La Roche aux Moines, with its 20ha planted, is the other distinctive hill, delivering a quintessential example of Chenin grown on slate – a dense mouthfeel (ripeness is never a problem), a complex and salivating bitterness, and a mix of kumquat, honey, camomile and quince with lingering acidity. The rest of the Savennières appellation, with its mix of plateaus, slopes and foothills, offers a wine for every palate. The early harvest yields a crisp, often unoaked style full of Meyer lemon and seringa flower, yet it can also be barrel aged on lees to reveal a richer, more ambitious wine. It goes without saying that the options for pairings are infinite, from delicate raw scallops to poached river fish, tasty white meat to hard pressed cheese. And if you’re not yet convinced, the wines can age for decades for a fraction of the price of iconic wines of the same calibre. What’s not to love in Savennières?

Discovering Savennières: Lepeltier’s top picks

Domaine aux Moines, Savennières-Roche aux Moines 2019 is for me today the benchmark of Savennières (2020, £40.50 The Sourcing Table). Sourced from older vines planted on the best part of the hills, the wine is aged carefully for 18 months in oak by winemaker Tessa Laroche, polishing this diamond in the rough that is built to age.

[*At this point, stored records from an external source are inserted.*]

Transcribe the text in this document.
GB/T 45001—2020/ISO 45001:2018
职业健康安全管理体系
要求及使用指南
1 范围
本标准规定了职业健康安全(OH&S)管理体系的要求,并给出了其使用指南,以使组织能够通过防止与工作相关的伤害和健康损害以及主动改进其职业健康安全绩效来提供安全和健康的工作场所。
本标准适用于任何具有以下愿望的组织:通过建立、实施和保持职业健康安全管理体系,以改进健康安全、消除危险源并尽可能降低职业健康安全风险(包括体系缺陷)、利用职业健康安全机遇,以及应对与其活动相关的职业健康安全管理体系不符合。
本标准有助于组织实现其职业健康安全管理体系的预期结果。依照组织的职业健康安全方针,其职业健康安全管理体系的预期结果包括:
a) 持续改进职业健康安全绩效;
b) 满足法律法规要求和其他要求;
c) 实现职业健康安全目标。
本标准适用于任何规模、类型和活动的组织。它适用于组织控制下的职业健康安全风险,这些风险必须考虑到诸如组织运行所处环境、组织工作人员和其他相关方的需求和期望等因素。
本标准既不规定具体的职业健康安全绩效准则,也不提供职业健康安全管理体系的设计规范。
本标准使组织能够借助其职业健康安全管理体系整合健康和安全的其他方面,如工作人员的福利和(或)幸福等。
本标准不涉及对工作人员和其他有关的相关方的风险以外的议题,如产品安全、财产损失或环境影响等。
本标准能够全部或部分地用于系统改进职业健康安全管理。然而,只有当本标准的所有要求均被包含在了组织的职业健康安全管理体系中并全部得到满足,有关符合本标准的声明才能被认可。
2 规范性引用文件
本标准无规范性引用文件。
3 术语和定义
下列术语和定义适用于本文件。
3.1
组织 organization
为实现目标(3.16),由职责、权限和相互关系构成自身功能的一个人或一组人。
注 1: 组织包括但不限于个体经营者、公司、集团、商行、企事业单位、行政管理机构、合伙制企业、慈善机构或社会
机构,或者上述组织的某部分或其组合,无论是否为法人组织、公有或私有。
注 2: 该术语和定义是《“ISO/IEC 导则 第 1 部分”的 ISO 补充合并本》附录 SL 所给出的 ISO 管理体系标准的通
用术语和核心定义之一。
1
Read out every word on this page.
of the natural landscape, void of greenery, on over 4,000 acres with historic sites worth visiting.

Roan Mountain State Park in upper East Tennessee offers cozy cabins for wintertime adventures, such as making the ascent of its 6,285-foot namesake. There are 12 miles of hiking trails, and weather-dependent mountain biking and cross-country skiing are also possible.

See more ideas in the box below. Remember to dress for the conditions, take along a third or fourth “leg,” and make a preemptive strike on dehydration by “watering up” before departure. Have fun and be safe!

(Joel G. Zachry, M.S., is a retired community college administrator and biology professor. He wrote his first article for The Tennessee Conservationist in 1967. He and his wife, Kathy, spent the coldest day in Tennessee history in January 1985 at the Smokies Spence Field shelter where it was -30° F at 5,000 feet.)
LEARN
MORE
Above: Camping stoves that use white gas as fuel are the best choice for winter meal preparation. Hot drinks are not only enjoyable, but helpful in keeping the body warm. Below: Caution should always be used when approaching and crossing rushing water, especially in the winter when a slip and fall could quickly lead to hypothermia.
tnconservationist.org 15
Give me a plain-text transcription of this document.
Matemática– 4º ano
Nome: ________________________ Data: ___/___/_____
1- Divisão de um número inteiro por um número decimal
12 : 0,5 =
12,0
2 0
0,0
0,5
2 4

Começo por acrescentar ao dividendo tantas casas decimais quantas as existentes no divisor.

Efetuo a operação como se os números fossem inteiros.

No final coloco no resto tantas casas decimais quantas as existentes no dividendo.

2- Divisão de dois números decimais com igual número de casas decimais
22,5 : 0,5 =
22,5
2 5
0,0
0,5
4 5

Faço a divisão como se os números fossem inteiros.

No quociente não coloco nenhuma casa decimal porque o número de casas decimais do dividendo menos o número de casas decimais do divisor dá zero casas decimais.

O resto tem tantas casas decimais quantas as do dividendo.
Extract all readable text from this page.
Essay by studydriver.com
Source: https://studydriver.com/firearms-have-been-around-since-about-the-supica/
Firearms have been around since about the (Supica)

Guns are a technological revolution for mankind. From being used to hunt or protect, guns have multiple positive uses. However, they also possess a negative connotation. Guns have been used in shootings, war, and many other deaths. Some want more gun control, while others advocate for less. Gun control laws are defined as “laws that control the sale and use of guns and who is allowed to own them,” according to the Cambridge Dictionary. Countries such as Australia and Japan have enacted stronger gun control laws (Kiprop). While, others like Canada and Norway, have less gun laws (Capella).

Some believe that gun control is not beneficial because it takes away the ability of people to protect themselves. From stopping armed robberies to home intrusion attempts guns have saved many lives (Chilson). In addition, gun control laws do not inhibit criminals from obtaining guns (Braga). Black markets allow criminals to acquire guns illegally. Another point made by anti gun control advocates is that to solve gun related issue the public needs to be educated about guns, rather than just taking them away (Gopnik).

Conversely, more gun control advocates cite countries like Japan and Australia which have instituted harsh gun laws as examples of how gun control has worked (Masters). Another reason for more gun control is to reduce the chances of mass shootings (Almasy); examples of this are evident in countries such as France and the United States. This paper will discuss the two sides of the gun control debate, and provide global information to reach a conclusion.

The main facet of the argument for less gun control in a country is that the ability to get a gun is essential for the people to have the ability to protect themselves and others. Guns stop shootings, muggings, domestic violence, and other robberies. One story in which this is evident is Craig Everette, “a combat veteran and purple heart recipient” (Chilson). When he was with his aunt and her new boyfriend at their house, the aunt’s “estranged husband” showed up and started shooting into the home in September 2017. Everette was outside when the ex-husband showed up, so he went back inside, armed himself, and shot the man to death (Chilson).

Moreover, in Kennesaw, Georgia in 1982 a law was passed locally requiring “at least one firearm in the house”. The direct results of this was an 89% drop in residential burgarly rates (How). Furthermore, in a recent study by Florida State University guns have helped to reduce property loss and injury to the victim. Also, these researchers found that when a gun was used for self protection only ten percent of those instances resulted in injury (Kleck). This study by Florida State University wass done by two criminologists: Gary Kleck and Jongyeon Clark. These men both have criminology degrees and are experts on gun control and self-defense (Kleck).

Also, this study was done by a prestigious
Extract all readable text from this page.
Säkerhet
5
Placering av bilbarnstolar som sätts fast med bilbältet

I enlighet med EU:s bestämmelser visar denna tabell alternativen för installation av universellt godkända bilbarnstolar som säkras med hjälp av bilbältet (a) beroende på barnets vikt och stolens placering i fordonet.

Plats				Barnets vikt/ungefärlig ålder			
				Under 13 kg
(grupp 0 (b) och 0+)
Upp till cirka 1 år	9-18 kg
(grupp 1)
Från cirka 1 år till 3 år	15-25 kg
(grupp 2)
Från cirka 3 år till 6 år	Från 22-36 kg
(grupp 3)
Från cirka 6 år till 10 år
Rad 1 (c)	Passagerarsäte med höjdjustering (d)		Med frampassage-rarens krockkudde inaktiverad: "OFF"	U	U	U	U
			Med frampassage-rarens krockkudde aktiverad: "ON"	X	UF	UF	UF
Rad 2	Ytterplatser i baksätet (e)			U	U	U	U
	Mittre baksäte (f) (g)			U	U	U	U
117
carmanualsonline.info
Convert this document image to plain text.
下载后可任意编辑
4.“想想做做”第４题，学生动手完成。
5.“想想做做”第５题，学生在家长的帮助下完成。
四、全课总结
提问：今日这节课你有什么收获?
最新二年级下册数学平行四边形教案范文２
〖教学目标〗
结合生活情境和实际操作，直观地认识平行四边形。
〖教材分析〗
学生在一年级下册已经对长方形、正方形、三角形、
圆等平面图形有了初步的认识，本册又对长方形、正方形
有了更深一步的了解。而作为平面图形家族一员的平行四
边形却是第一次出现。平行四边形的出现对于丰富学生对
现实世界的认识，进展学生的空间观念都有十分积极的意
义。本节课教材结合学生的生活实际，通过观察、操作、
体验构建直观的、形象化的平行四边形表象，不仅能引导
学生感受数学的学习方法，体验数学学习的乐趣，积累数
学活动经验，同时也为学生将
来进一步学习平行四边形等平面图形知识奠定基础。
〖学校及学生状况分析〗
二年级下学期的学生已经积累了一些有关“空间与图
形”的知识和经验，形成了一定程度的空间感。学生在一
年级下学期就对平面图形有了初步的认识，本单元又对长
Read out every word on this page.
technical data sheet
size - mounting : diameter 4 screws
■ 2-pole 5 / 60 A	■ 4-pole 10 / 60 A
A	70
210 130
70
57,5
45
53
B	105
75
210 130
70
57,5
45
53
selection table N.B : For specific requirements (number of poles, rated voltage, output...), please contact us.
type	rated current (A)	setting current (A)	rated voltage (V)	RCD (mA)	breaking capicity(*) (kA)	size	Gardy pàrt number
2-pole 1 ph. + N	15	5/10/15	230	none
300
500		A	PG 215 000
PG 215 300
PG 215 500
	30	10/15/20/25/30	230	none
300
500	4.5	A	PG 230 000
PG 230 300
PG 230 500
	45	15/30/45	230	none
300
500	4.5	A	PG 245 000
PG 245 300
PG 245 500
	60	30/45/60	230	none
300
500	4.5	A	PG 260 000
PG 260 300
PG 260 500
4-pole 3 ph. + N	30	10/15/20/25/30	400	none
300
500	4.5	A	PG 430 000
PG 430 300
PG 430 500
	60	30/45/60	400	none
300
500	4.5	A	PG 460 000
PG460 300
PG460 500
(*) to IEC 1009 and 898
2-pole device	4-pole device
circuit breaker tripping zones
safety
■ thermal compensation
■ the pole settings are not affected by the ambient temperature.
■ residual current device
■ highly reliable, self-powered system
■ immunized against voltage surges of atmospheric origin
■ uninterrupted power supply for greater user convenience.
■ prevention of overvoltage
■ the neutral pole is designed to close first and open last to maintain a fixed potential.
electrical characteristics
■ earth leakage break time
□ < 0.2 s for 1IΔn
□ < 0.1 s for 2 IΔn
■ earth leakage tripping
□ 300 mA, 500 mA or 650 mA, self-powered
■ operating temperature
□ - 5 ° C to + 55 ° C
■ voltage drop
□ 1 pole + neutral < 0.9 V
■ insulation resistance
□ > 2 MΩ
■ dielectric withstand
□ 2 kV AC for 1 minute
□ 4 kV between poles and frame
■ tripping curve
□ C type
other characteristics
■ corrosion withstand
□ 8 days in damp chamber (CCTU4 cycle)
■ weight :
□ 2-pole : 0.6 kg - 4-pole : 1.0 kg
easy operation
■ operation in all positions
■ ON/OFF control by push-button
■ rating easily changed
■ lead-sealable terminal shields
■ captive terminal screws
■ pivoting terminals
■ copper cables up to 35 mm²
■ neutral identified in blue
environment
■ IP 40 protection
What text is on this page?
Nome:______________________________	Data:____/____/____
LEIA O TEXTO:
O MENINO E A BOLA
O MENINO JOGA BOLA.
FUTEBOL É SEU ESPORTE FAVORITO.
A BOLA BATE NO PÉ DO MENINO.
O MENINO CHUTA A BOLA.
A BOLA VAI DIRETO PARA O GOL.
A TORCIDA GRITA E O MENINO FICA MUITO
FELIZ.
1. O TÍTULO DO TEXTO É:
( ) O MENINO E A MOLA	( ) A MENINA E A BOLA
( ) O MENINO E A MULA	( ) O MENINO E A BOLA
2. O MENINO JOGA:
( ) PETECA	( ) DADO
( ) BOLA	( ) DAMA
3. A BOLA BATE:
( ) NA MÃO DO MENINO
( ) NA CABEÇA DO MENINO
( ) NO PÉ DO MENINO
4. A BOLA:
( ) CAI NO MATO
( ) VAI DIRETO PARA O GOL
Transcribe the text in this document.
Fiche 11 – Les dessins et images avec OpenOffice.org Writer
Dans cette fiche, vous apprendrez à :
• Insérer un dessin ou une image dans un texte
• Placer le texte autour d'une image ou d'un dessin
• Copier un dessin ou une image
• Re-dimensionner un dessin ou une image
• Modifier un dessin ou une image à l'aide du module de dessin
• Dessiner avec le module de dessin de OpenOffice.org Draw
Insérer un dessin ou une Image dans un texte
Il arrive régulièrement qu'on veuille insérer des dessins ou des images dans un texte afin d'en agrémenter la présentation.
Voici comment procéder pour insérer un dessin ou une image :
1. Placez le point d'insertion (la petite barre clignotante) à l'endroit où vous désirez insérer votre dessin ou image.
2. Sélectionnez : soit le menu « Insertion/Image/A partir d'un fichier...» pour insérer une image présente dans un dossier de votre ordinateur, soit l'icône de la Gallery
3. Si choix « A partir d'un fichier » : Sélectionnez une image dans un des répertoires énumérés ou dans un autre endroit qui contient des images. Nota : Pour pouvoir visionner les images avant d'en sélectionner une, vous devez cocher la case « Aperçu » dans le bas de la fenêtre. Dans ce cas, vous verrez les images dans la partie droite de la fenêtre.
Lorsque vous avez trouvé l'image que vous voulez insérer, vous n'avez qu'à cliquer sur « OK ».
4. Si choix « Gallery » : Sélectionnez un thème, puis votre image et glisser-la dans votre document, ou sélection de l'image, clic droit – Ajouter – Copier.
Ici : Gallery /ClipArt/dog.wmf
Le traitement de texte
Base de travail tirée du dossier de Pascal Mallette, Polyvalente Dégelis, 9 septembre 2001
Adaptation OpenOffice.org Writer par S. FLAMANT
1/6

Another favourite, brighter, more playful yet so terroir-driven is the Domaine Mosse, Arena Savennières 2020 (£44.93 Sip Wines) from the higher, sandier plateau of Epiré: a perfect example of low-intervention Chenin Blanc.

Finally, Thibaud Boudignon’s Clos de la Hutte Savennières 2020 (US$115-$120 Acker, Brooklyn Wine Exchange, K&L, Parcelle, Verve Wine) incarnates the chiselled, hyper-focused expression of La Possonnière: discreet when young, it will gain character and weight in the bottle.